Almost 2 million Syrian children are living as refugees in Lebanon, Turkey, Jordan and other countries. This is in addition to the 3.6 million children from vulnerable communities hosting refugees, who themselves are suffering due to the strain on services like education and health.
Meanwhile, the increasingly interlinked crisis gripping Iraq has forced more than 2.8 million children from their homes, and left many trapped in areas controlled by armed groups.
“For the youngest children, this crisis is all they have ever known. For adolescents entering their formative years, violence and suffering have not only scarred their past; they are shaping their futures,” said UNICEF Executive Director Anthony Lake. “As the crisis enters its fifth year, this generation of young people is still in danger of being lost to a cycle of violence - replicating in the next generation what they suffered in their own.”

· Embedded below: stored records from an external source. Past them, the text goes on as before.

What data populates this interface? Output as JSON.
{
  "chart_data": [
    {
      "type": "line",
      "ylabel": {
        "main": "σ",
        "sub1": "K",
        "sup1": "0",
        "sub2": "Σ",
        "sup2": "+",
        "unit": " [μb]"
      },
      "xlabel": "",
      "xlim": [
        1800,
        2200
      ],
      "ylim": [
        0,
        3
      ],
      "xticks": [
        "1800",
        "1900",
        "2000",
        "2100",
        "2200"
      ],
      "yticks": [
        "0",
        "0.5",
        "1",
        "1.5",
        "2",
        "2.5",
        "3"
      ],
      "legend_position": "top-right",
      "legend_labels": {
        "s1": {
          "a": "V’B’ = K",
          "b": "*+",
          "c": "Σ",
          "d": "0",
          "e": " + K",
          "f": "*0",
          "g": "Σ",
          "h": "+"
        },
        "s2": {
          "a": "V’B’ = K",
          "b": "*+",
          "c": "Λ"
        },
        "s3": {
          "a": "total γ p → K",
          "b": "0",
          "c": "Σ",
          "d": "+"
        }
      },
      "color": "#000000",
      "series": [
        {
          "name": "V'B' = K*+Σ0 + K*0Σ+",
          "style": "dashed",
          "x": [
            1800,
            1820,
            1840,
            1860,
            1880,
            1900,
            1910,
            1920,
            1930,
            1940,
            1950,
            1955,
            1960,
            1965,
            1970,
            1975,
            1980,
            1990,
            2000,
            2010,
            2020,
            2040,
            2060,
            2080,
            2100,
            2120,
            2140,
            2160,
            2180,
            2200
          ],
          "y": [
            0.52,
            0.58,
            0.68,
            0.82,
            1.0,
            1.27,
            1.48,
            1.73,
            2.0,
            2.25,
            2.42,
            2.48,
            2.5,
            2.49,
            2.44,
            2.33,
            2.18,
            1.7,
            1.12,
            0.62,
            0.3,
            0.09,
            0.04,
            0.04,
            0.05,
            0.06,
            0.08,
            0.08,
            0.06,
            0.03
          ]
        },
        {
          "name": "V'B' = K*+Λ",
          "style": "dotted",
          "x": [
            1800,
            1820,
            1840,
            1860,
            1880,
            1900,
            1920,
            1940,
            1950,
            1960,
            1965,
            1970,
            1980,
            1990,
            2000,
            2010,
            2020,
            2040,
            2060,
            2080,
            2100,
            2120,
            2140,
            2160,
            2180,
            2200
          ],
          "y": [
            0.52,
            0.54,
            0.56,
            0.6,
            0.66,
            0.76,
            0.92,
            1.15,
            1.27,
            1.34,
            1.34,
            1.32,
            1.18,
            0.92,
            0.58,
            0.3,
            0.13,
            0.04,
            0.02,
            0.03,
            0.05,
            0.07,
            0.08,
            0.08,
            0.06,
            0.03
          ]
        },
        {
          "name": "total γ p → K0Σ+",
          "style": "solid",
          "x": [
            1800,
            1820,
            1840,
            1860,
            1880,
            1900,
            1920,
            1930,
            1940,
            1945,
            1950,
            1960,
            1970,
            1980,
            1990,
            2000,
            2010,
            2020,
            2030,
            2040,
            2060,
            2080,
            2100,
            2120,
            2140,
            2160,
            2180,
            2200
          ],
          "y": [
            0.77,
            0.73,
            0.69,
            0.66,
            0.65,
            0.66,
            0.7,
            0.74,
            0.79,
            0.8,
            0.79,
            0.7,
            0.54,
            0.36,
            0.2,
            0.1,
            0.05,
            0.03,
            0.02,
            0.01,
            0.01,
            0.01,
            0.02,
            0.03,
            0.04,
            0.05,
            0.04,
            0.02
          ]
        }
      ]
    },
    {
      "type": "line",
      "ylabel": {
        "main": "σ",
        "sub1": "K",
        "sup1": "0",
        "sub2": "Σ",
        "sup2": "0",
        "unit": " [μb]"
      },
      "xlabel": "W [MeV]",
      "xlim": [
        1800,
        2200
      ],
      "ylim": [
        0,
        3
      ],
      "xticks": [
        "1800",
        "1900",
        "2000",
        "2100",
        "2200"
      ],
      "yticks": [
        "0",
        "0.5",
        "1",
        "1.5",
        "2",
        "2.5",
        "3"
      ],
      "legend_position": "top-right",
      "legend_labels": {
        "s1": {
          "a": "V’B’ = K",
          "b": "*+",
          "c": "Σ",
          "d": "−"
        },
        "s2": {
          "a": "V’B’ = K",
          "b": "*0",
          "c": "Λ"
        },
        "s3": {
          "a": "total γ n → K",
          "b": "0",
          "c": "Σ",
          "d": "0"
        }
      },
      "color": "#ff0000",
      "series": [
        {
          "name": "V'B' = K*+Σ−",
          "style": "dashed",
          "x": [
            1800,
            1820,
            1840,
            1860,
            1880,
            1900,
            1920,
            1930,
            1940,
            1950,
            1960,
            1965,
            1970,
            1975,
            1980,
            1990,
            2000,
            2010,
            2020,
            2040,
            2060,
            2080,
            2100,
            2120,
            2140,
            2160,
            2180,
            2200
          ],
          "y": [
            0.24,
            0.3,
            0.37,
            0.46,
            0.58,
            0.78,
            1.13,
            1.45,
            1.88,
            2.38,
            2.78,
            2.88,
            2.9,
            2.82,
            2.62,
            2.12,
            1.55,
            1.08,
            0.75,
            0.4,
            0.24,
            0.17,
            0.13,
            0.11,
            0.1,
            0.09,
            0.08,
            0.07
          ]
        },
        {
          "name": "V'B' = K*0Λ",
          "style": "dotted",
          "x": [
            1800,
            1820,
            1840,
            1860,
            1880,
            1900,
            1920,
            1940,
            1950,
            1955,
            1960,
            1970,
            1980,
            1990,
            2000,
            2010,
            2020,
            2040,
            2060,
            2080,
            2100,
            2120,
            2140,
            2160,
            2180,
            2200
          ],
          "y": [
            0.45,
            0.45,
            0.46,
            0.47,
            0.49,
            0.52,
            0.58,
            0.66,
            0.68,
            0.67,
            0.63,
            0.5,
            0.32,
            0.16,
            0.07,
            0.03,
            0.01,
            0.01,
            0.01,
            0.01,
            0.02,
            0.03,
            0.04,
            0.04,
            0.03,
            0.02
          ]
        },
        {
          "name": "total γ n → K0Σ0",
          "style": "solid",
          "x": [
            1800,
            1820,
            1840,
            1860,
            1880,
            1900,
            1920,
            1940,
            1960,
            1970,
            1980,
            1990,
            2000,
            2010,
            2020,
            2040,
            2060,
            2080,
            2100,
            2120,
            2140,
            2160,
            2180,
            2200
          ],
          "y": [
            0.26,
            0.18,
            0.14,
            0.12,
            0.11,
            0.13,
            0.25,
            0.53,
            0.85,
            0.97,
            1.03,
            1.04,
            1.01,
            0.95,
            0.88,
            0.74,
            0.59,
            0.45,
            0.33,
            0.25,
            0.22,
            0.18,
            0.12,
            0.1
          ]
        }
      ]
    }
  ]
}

Despite the upheaval caused by the conflict, children and young people continue to demonstrate incredible courage and determination. In a series of new portraits unveiled on a special website, childrenofsyria.info, UNICEF recounts stories such as that of 16-year-old Alaa, who fled his home in the war-torn city of Homs, and is today continuing his studies while leading training courses for other children, and 10-year-old Christina, living in a shelter in the north of Iraq who helps even younger children with their lessons.

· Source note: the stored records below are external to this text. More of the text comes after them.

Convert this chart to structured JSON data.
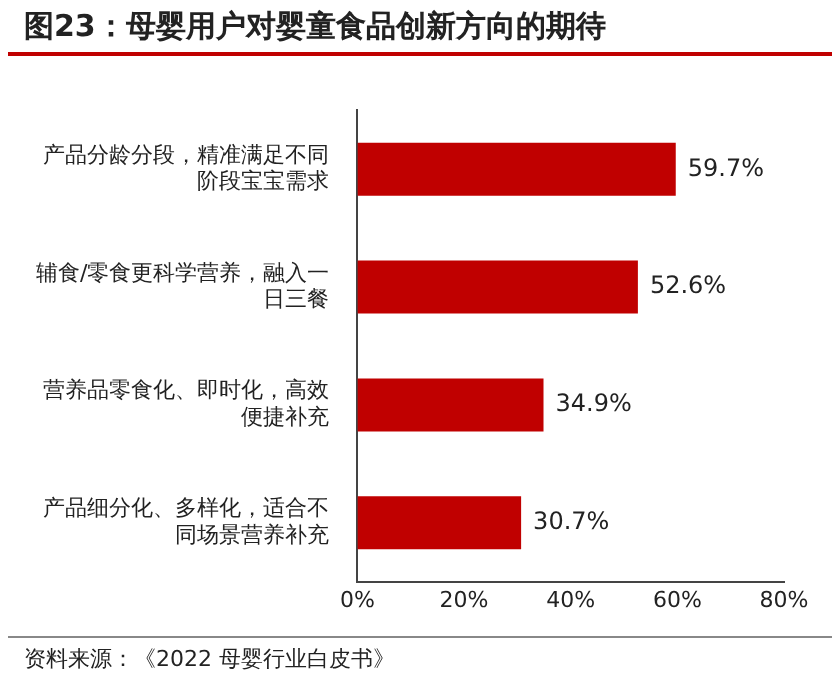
{
  "chart_data": {
    "type": "bar",
    "orientation": "horizontal",
    "title": "图23：母婴用户对婴童食品创新方向的期待",
    "categories": [
      "产品分龄分段，精准满足不同阶段宝宝需求",
      "辅食/零食更科学营养，融入一日三餐",
      "营养品零食化、即时化，高效便捷补充",
      "产品细分化、多样化，适合不同场景营养补充"
    ],
    "values": [
      59.7,
      52.6,
      34.9,
      30.7
    ],
    "color": "#c00000",
    "value_labels": [
      "59.7%",
      "52.6%",
      "34.9%",
      "30.7%"
    ],
    "xlim": [
      0,
      80
    ],
    "xticks": [
      {
        "value": 0,
        "label": "0%"
      },
      {
        "value": 20,
        "label": "20%"
      },
      {
        "value": 40,
        "label": "40%"
      },
      {
        "value": 60,
        "label": "60%"
      },
      {
        "value": 80,
        "label": "80%"
      }
    ],
    "grid": false,
    "legend": false,
    "annotations": [
      "资料来源：《2022 母婴行业白皮书》"
    ]
  }
}
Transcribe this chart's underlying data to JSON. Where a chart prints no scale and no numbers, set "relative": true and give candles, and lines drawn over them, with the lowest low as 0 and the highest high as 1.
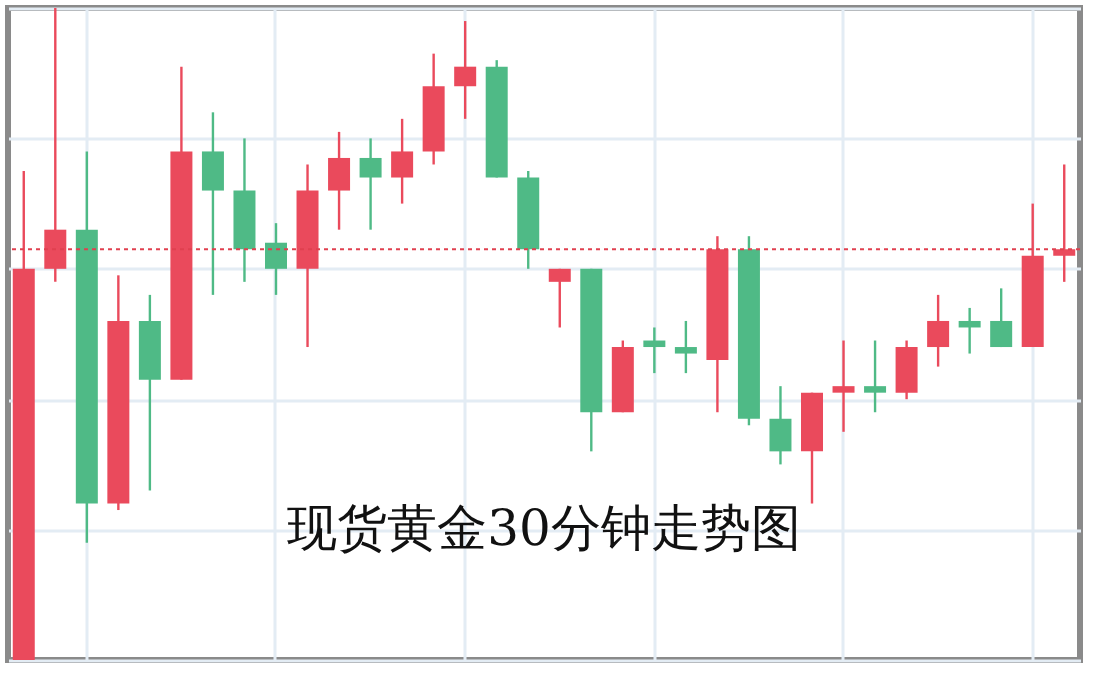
{
  "chart_data": {
    "type": "candlestick",
    "title": "现货黄金30分钟走势图",
    "relative": true,
    "grid": true,
    "categories": [
      null,
      null,
      null,
      null,
      null,
      null,
      null,
      null,
      null,
      null,
      null,
      null,
      null,
      null,
      null,
      null,
      null,
      null,
      null,
      null,
      null,
      null,
      null,
      null,
      null,
      null,
      null,
      null,
      null,
      null,
      null,
      null,
      null,
      null
    ],
    "ohlc": [
      [
        0,
        0.75,
        0,
        0.6
      ],
      [
        0.6,
        1,
        0.58,
        0.66
      ],
      [
        0.66,
        0.78,
        0.18,
        0.24
      ],
      [
        0.24,
        0.59,
        0.23,
        0.52
      ],
      [
        0.52,
        0.56,
        0.26,
        0.43
      ],
      [
        0.43,
        0.91,
        0.43,
        0.78
      ],
      [
        0.78,
        0.84,
        0.56,
        0.72
      ],
      [
        0.72,
        0.8,
        0.58,
        0.63
      ],
      [
        0.64,
        0.67,
        0.56,
        0.6
      ],
      [
        0.6,
        0.76,
        0.48,
        0.72
      ],
      [
        0.72,
        0.81,
        0.66,
        0.77
      ],
      [
        0.77,
        0.8,
        0.66,
        0.74
      ],
      [
        0.74,
        0.83,
        0.7,
        0.78
      ],
      [
        0.78,
        0.93,
        0.76,
        0.88
      ],
      [
        0.88,
        0.98,
        0.83,
        0.91
      ],
      [
        0.91,
        0.92,
        0.74,
        0.74
      ],
      [
        0.74,
        0.75,
        0.6,
        0.63
      ],
      [
        0.58,
        0.6,
        0.51,
        0.6
      ],
      [
        0.6,
        0.6,
        0.32,
        0.38
      ],
      [
        0.38,
        0.49,
        0.38,
        0.48
      ],
      [
        0.49,
        0.51,
        0.44,
        0.48
      ],
      [
        0.48,
        0.52,
        0.44,
        0.47
      ],
      [
        0.46,
        0.65,
        0.38,
        0.63
      ],
      [
        0.63,
        0.65,
        0.36,
        0.37
      ],
      [
        0.37,
        0.42,
        0.3,
        0.32
      ],
      [
        0.32,
        0.41,
        0.24,
        0.41
      ],
      [
        0.41,
        0.49,
        0.35,
        0.42
      ],
      [
        0.42,
        0.49,
        0.38,
        0.41
      ],
      [
        0.41,
        0.49,
        0.4,
        0.48
      ],
      [
        0.48,
        0.56,
        0.45,
        0.52
      ],
      [
        0.52,
        0.54,
        0.47,
        0.51
      ],
      [
        0.52,
        0.57,
        0.48,
        0.48
      ],
      [
        0.48,
        0.7,
        0.48,
        0.62
      ],
      [
        0.62,
        0.76,
        0.58,
        0.63
      ]
    ],
    "colors": [
      "#ea4a5c",
      "#ea4a5c",
      "#4fba86",
      "#ea4a5c",
      "#4fba86",
      "#ea4a5c",
      "#4fba86",
      "#4fba86",
      "#4fba86",
      "#ea4a5c",
      "#ea4a5c",
      "#4fba86",
      "#ea4a5c",
      "#ea4a5c",
      "#ea4a5c",
      "#4fba86",
      "#4fba86",
      "#ea4a5c",
      "#4fba86",
      "#ea4a5c",
      "#4fba86",
      "#4fba86",
      "#ea4a5c",
      "#4fba86",
      "#4fba86",
      "#ea4a5c",
      "#ea4a5c",
      "#4fba86",
      "#ea4a5c",
      "#ea4a5c",
      "#4fba86",
      "#4fba86",
      "#ea4a5c",
      "#ea4a5c"
    ],
    "ref_lines": [
      {
        "axis": "y",
        "value": 0.63,
        "color": "#e0404f",
        "line_style": "dotted"
      }
    ]
  }
}
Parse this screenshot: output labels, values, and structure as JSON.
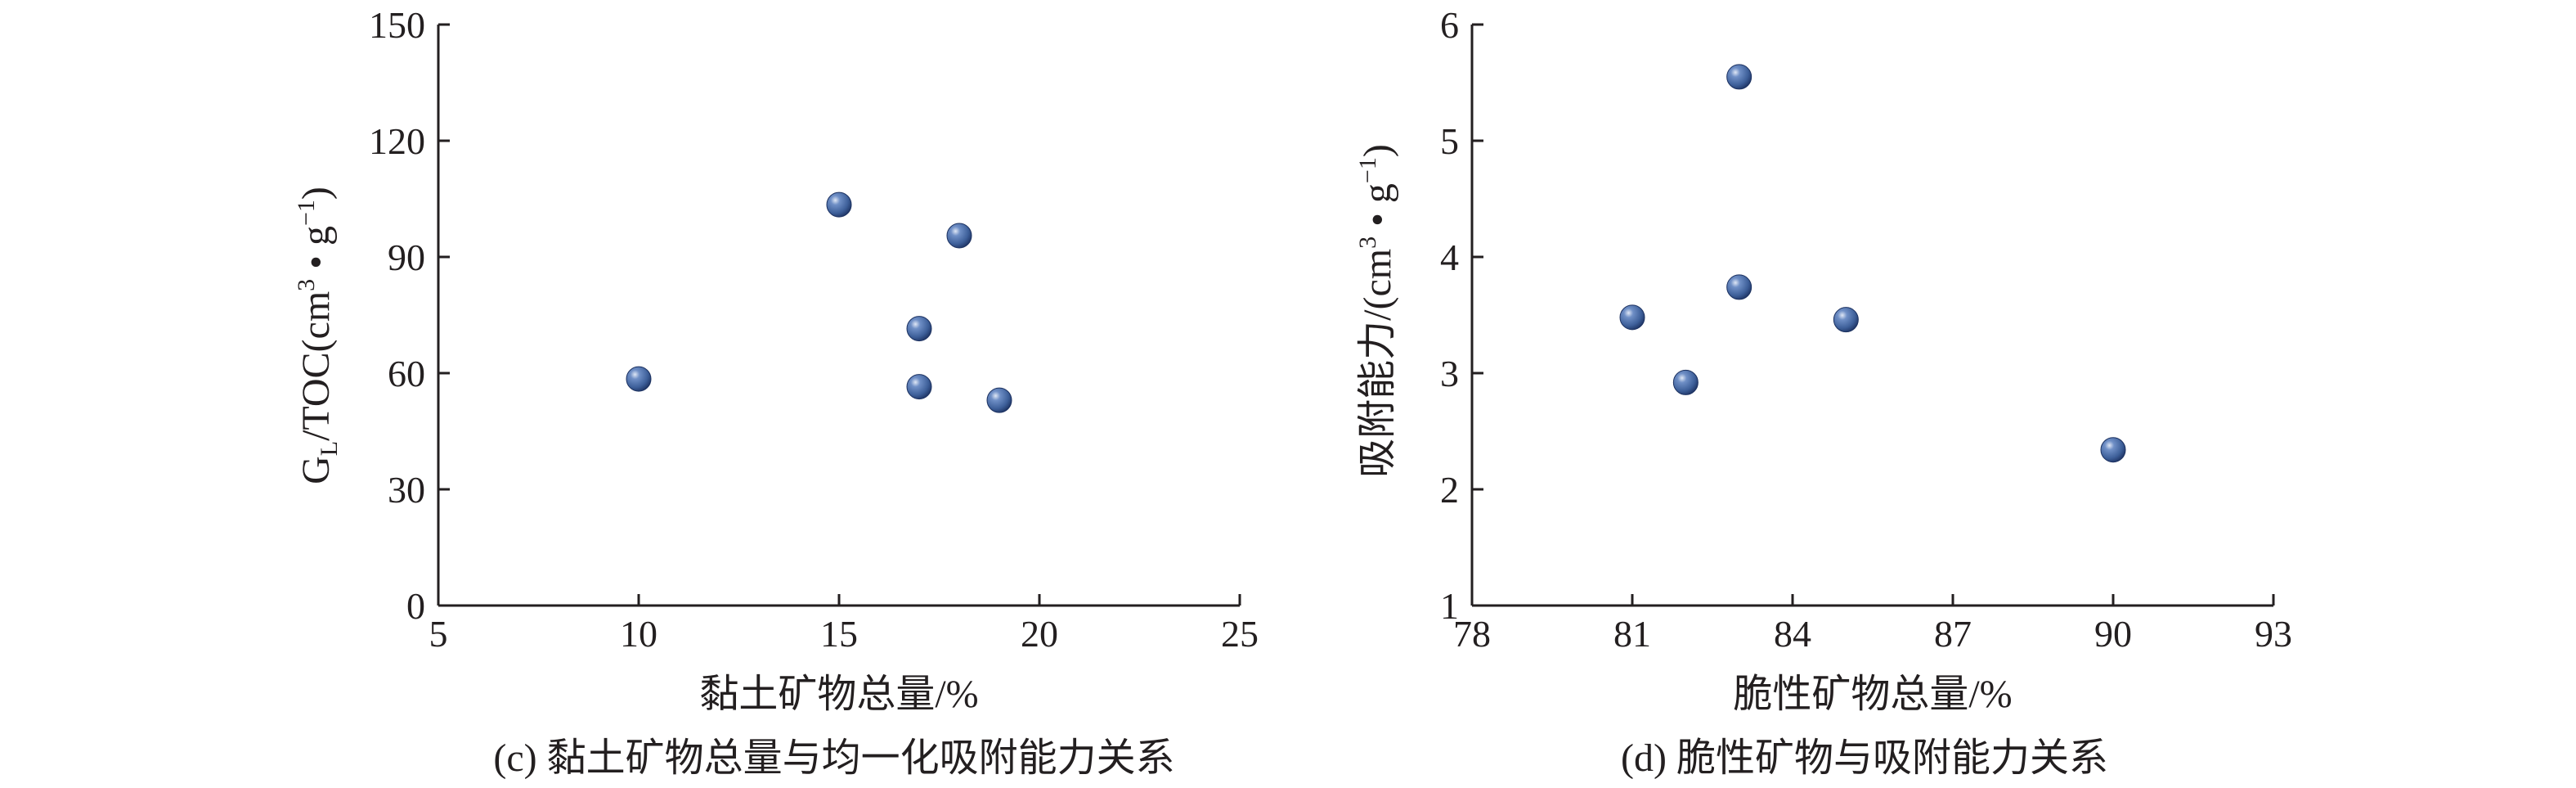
{
  "colors": {
    "marker": "#3d5f99",
    "marker_highlight": "#c7d3ea",
    "marker_dark": "#1c3160",
    "axis": "#231f20"
  },
  "chart_data": [
    {
      "id": "c",
      "type": "scatter",
      "caption": "(c) 黏土矿物总量与均一化吸附能力关系",
      "xlabel": "黏土矿物总量/%",
      "ylabel": "G_L/TOC(cm³ • g⁻¹)",
      "ylabel_parts": {
        "g": "G",
        "sub": "L",
        "mid": "/TOC(cm",
        "sup3": "3",
        "dot": " • g",
        "supm1": "−1",
        "end": ")"
      },
      "xlim": [
        5,
        25
      ],
      "ylim": [
        0,
        150
      ],
      "xticks": [
        5,
        10,
        15,
        20,
        25
      ],
      "yticks": [
        0,
        30,
        60,
        90,
        120,
        150
      ],
      "grid": false,
      "series": [
        {
          "x": [
            10,
            15,
            17,
            17,
            18,
            19
          ],
          "y": [
            58.5,
            103.5,
            71.5,
            56.5,
            95.5,
            53
          ]
        }
      ]
    },
    {
      "id": "d",
      "type": "scatter",
      "caption": "(d) 脆性矿物与吸附能力关系",
      "xlabel": "脆性矿物总量/%",
      "ylabel": "吸附能力/(cm³ • g⁻¹)",
      "ylabel_parts": {
        "pre": "吸附能力/(cm",
        "sup3": "3",
        "dot": " • g",
        "supm1": "−1",
        "end": ")"
      },
      "xlim": [
        78,
        93
      ],
      "ylim": [
        1,
        6
      ],
      "xticks": [
        78,
        81,
        84,
        87,
        90,
        93
      ],
      "yticks": [
        1,
        2,
        3,
        4,
        5,
        6
      ],
      "grid": false,
      "series": [
        {
          "x": [
            81,
            82,
            83,
            83,
            85,
            90
          ],
          "y": [
            3.48,
            2.92,
            5.55,
            3.74,
            3.46,
            2.34
          ]
        }
      ]
    }
  ]
}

“Despite the harm they have suffered, the wrongs they have endured, and the apparent inability of adults to bring an end to this horrific conflict, the children affected by this crisis still have courage and determination to build better lives,” said Lake. “Seeing their determination, how can we be any less determined to help them? Knowing that they have not given up hope, how can we?”
UNICEF is urging longer-term investments to meet the needs of children and adolescents, to equip them with the skills and motivation to build a more stable future for themselves. Such investments, UNICEF says, should include:
• Opportunities for remedial education, vocational training, and recreation for adolescents. With some 5 million Syrian aged between 12 and 18 years old, young people require support that can provide skills and support livelihoods.
• Formal and informal learning opportunities for children impacted by conflict, and certification systems that help maintain pupils’ academic status.
• Services for vulnerable children, including survivors of violence, that provide psychosocial care and assistance.
• Strengthening education and health systems, as well as livelihood support, in host communities so all children affected in some way by the conflict are supported.